Just as when Verstappen and Norris collided in Austria, the best-placed driver to benefit was George Russell. His third place moved him up to seventh in the championship. Perez, who was as high as second in the standings six rounds in, has fallen to eighth, with each of the McLaren, Ferrari and Mercedes drivers separating him from his points-leading team mate – a grim outcome from a race in which he’d spent every lap ahead of Verstappen.
The crash led to a points windfall for Williams, who scored 10 points, their biggest haul since the 2021 Belgian Grand Prix. Their drivers Russell and Nicholas Latifi finished second and ninth respectively on that occasion, but scored only half points as the race was drastically shortened. However the pair also scored 10 points in the preceding round at the Hungaroring, Latifi taking seventh ahead of Russell.

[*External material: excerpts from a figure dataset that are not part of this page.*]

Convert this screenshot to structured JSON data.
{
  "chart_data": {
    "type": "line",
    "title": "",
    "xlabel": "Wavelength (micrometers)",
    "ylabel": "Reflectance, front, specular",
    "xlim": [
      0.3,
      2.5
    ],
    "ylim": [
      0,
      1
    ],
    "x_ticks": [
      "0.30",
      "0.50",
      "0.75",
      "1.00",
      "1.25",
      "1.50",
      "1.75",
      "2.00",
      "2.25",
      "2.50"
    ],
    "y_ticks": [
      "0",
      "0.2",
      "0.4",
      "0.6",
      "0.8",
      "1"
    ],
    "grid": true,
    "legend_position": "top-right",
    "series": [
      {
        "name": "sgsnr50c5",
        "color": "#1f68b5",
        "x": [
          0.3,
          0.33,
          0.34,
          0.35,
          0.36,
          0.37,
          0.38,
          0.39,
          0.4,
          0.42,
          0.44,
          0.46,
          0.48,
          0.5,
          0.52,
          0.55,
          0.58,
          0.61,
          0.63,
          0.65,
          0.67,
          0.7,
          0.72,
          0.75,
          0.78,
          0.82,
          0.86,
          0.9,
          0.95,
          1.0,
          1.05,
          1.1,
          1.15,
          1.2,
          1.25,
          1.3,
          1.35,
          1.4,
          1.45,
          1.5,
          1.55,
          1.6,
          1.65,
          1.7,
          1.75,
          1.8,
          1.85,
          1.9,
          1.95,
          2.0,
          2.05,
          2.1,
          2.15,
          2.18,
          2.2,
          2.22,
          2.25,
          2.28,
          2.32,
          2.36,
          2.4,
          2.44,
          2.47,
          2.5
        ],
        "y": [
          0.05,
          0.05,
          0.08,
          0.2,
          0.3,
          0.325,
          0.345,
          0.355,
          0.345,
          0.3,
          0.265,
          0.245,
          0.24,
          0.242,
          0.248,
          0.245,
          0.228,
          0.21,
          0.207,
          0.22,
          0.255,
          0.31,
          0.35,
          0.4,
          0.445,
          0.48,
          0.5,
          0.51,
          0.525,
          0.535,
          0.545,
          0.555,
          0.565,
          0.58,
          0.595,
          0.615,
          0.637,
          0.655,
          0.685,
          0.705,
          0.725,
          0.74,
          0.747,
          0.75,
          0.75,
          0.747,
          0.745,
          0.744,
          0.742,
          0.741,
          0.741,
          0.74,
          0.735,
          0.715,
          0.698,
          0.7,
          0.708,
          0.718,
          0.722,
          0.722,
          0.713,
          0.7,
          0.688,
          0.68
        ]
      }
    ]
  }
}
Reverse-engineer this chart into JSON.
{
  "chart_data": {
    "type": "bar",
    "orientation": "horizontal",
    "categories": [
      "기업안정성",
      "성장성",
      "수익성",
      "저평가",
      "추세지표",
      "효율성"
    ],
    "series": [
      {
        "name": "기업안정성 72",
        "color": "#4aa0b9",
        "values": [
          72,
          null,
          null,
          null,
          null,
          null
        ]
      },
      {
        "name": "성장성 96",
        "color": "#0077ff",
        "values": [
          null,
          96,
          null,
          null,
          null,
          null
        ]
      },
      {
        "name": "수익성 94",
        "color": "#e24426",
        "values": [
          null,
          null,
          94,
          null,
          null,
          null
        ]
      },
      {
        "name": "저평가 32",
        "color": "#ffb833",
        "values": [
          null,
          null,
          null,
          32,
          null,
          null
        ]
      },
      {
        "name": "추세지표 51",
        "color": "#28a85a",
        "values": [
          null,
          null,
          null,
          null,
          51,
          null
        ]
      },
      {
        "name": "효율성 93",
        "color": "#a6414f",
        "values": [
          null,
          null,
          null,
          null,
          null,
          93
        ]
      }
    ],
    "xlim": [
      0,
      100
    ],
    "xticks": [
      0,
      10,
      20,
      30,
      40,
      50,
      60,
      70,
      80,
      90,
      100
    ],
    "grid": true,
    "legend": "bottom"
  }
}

Franco Colapinto therefore became the first driver from Argentina to score points since Carlos Reutemann finished second in the 1982 South African Grand Prix. This does a disservice to a few other Argentinian drivers, however: Esteban Tuero and Gaston Mazzacane also achieved eighth-place finishes, in 1998 and 2000, both for Minardi, but only the top six drivers scored points at the time. That was also the case when Norberto Fontana took two ninth-place finishes in 1997.
Ninth place for Hamilton meant he had little to celebrate on the occasion of his 349th grand prix start. He has now entered as many races as Kimi Raikkonen, becoming the joint-second-most experienced driver in F1 history.
Finally, Oliver Bearman achieved the unique distinction of not merely scoring points in his first two grands prix, but doing so far two different teams: Ferrari in Jeddah and Haas last weekend.